Novo Nordisk Increase Staff in Emerging Markets
Novo Nordisk has revealed plans to expand their treatment for diabetes in emerging markets by employing roughly 1,000 additional employees over the next two years.
Some of the emerging markets that Novo Nordisk are planning to expand in include Egypt, Vietnam, Colombia, Malaysia, Ukraine and Indonesia.
As the pharmaceutical market in Europe, for example, slows down, the organisation plans to add extra employees in the emerging markets, where growth is increasing rapidly.

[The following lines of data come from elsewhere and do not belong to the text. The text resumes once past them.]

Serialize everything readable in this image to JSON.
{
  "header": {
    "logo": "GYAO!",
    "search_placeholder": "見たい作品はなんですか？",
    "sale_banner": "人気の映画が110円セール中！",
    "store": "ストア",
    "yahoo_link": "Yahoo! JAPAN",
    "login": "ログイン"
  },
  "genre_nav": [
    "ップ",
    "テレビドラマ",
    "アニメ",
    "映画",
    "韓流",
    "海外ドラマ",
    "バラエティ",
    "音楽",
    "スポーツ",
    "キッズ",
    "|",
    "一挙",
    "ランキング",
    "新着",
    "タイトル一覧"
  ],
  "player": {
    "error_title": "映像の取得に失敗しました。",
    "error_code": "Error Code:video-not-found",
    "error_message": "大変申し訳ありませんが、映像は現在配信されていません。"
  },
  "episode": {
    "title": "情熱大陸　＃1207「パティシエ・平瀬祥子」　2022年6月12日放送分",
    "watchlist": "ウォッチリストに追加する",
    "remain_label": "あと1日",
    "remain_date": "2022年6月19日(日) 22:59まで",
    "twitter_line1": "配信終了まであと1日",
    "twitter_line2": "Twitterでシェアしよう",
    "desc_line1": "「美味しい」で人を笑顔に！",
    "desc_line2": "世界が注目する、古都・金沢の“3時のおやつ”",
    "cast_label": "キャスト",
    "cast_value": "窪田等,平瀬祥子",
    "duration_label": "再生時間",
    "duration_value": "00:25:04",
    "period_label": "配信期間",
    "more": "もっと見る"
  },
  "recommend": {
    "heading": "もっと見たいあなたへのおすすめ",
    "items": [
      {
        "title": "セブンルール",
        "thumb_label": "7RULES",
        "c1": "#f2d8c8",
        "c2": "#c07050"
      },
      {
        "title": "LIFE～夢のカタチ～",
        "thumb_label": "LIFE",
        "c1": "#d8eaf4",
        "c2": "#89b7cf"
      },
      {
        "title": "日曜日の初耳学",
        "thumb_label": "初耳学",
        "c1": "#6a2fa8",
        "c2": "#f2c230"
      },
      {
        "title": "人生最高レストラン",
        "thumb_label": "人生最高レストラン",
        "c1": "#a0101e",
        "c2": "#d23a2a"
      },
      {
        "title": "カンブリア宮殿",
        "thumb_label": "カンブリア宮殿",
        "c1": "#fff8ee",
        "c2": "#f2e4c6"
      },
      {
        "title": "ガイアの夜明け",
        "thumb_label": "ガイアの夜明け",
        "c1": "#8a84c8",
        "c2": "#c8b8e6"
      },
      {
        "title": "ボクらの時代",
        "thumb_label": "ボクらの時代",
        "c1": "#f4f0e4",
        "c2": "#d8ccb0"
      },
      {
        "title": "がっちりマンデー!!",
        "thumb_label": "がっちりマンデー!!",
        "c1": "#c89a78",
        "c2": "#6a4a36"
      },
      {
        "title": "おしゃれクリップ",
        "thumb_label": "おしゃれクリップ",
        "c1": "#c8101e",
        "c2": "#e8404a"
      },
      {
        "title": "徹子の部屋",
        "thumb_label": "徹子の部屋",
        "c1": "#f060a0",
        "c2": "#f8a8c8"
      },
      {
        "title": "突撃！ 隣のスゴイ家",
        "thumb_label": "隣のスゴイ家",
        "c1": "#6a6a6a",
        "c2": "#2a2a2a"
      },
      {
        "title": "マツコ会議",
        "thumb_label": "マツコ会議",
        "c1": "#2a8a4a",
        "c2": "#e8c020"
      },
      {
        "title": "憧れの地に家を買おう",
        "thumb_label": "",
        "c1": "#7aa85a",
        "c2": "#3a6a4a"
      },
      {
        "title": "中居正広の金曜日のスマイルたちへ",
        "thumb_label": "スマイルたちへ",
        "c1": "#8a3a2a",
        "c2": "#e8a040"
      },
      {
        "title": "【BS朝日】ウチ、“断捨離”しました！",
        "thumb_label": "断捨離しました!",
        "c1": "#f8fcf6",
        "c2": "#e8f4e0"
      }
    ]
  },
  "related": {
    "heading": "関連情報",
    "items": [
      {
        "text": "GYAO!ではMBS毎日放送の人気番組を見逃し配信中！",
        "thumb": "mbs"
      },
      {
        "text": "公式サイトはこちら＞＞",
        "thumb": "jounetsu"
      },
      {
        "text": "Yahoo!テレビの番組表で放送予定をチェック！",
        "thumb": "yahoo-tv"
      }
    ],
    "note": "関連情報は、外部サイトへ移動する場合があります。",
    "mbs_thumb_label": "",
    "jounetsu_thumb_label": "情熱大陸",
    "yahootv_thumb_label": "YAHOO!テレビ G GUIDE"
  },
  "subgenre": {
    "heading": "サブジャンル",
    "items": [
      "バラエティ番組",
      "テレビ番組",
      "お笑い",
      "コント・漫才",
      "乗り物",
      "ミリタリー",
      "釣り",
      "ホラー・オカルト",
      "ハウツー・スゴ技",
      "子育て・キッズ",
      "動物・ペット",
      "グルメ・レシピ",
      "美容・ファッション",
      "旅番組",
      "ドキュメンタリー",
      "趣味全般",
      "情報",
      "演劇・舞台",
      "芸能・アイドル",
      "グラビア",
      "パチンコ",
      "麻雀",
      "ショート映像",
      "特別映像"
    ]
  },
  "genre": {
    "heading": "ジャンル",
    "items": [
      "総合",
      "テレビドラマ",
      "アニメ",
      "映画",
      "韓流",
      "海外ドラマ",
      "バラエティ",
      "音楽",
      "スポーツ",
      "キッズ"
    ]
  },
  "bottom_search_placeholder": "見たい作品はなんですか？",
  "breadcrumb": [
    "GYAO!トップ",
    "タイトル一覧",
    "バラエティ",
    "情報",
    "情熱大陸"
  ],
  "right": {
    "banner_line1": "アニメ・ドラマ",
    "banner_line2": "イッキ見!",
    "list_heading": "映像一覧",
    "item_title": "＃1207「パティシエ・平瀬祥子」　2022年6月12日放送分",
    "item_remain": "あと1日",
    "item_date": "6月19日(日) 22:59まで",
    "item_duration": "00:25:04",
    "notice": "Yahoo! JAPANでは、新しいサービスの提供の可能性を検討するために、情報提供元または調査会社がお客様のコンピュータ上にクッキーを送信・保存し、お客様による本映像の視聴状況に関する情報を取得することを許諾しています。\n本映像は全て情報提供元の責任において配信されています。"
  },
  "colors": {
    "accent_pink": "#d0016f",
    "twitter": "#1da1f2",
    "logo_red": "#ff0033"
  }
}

The Danish company also wishes to overcome the problem that in some of the emerging market countries, diabetics can’t access treatment, as there aren’t enough specialists to write prescriptions. To overcome this, the business is aiming to train a minimum of 10,000 physicians each year locally.
The plans were announced at the European Association for the Study of Diabetes conference in Berlin by Jesper Hoiland, head of Novo Nordisk’s international operations. According to Hoiland, sales in Novo Nordisk’s international operations division increased by 19% in the first six months of 2012, and accounted for 15% of total revenue.
However, Novo Nordisk isn’t the only pharmaceutical company to turn to developing markets in Asia and Latin America for investments, with Sanofi agreeing to buy Colombia’s generic drugmaker Genfar earlier this week.